Proponents feel that "medical aid in dying" differs from suicide because a patient must be confirmed by two physicians to be terminally ill with a prognosis of 6 months or less to live and must also be confirmed by two physicians to be mentally capable to make medical decisions. That is why proponents support death certificates that list their underlying condition as the cause of death. According to the proponents, suicide is a solitary, unregulated act whereas aid in dying is medically authorized and is intended to allow for the presence of loved ones. Proponents define "suicide" as an irrational act committed in the throes of mental illness. They assert that the latter act is fundamentally distinct from the practice that they are advocating, as it is intended to be a measured act.
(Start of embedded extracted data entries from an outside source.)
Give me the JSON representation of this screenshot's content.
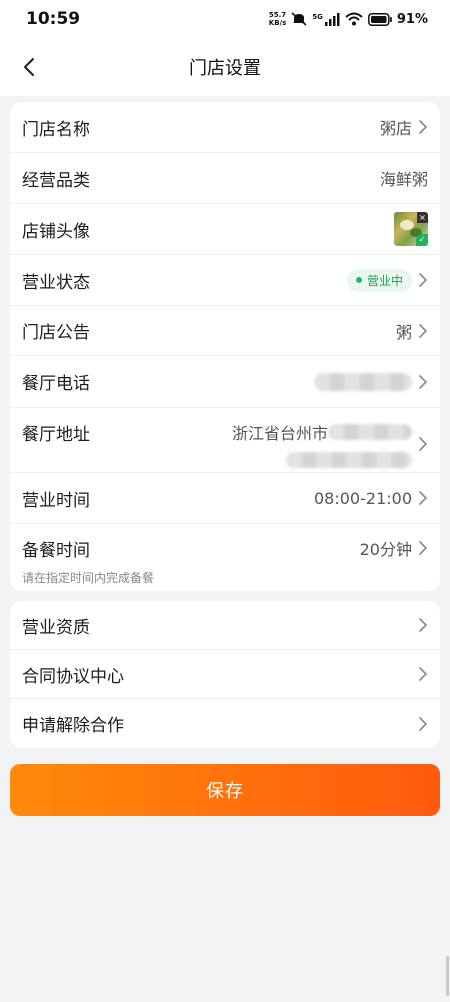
{
  "status_bar": {
    "time": "10:59",
    "net_speed_value": "55.7",
    "net_speed_unit": "KB/s",
    "signal_label": "5G",
    "battery": "91%"
  },
  "nav": {
    "title": "门店设置"
  },
  "settings": {
    "name": {
      "label": "门店名称",
      "value": "粥店"
    },
    "category": {
      "label": "经营品类",
      "value": "海鲜粥"
    },
    "avatar": {
      "label": "店铺头像"
    },
    "state": {
      "label": "营业状态",
      "badge": "营业中"
    },
    "notice": {
      "label": "门店公告",
      "value": "粥"
    },
    "phone": {
      "label": "餐厅电话"
    },
    "address": {
      "label": "餐厅地址",
      "value_prefix": "浙江省台州市"
    },
    "hours": {
      "label": "营业时间",
      "value": "08:00-21:00"
    },
    "prep": {
      "label": "备餐时间",
      "value": "20分钟",
      "hint": "请在指定时间内完成备餐"
    }
  },
  "links": [
    {
      "label": "营业资质"
    },
    {
      "label": "合同协议中心"
    },
    {
      "label": "申请解除合作"
    }
  ],
  "save_button": {
    "label": "保存"
  },
  "colors": {
    "accent_start": "#ff8a0a",
    "accent_end": "#ff5a0d",
    "status_green": "#27b463"
  }
}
In contrast, opponents feel that this characterization of suicide is erroneous. They point out that people commit suicide for political reasons, for the same reasons that proponents cite as rational justifications for assisted death, and that mentally ill people who become terminally ill may experience assisted death as a potential "out" in regard to suicidal ideation that they had previously fought. Moreover, they argue that the highly publicized deaths of assisted death advocates are political acts.
Assisted death versus euthanasia
In the United States, assisted death is a practice by which a terminally ill person who is believed to be of sound mind and has a prognosis of six months or less requests, obtains and — if they feel their suffering has become unbearable —self-administers barbiturates to end their life.
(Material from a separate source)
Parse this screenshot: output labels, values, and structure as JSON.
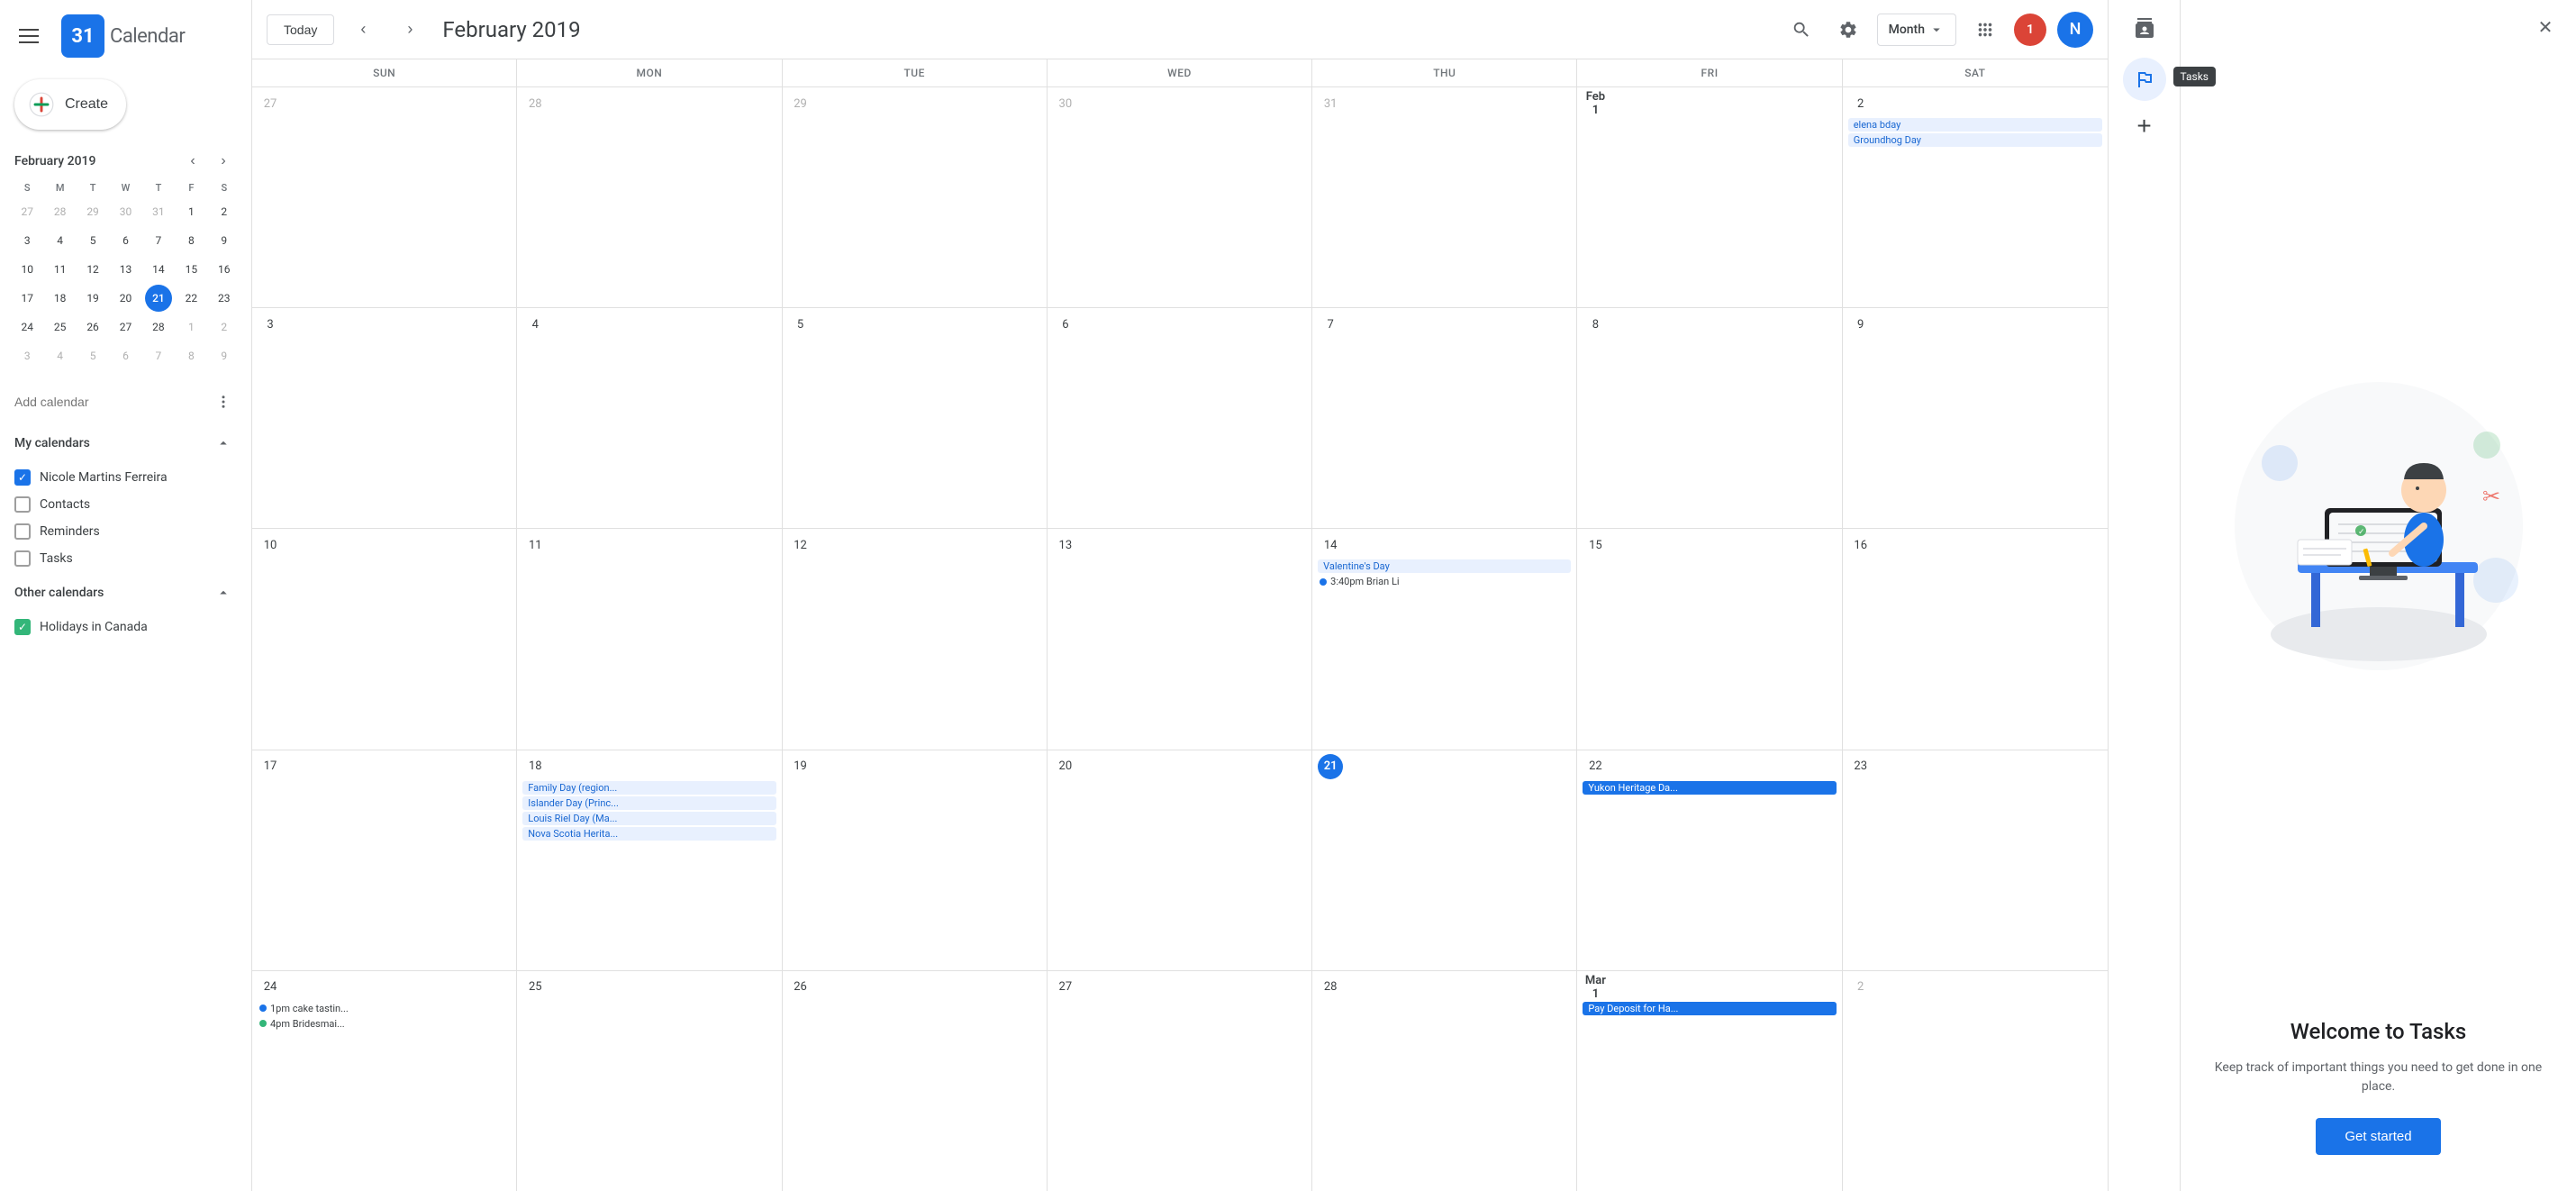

Euthanasia, which is practiced in Canada, Belgium, Colombia and the Netherlands, is a practice in which another person (generally a physician) acts to cause death. Euthanasia is illegal in the United States, whereas assisted death is currently authorized in five states.
Public support for assisted death ranges from around 45% to 75% depending on how in-depth the questions are and how they are phrased. For instance, in "The Murky Issue of Whether The Public Supports Assisted Dying," reporter Katherine Sleeman noted:
"Not surprisingly, the acceptability of assisted dying varies according to the precise context...a ComRes/Care poll in 2014 found that 73% agreed with the legalization of a bill which enables, "Mentally competent, adults in the UK who are terminally ill and have declared a clear and settled intention to end their own life, to be provided with assistance to commit suicide by self-administering lethal drugs." But 42% of these same people subsequently changed their minds when some of the empirical arguments against assisted dying were highlighted to them-such as the risk of pressure on people to end their lives so as not to be a burden on loved ones."
In a May 2016 Gallup poll, 69% of Americans said they agree that "when a person has a disease that cannot be cured...doctors should be allowed by law to end the patient's life by some painless means if the patient and their family request it." The fact that the caveat in this poll is incurable illness rather than terminal illness represents one of the opponents' primary objections to assisted death.
In a May 2015 Gallup survey, 68% of Americans agreed that "individuals who are terminally ill...have the right to choose to end their own life." 
A 2014 gallup survey found that 69% of Americans think that doctors should be allowed by law to end the life of a patient who has a disease that cannot be cured "by some painless means if the patient and their family request it."
In 2014, a Harris Poll found that 74% of Americans agree that "individuals who are terminally ill...have the right to choose to end their own life."
17,000 U.S. doctors representing 28 medical specialities were surveyed by Medscape on end-of-life issues. The survey found that 54% of doctors believe assisted suicide, or medical aid in dying, should be available as an end-of-life option.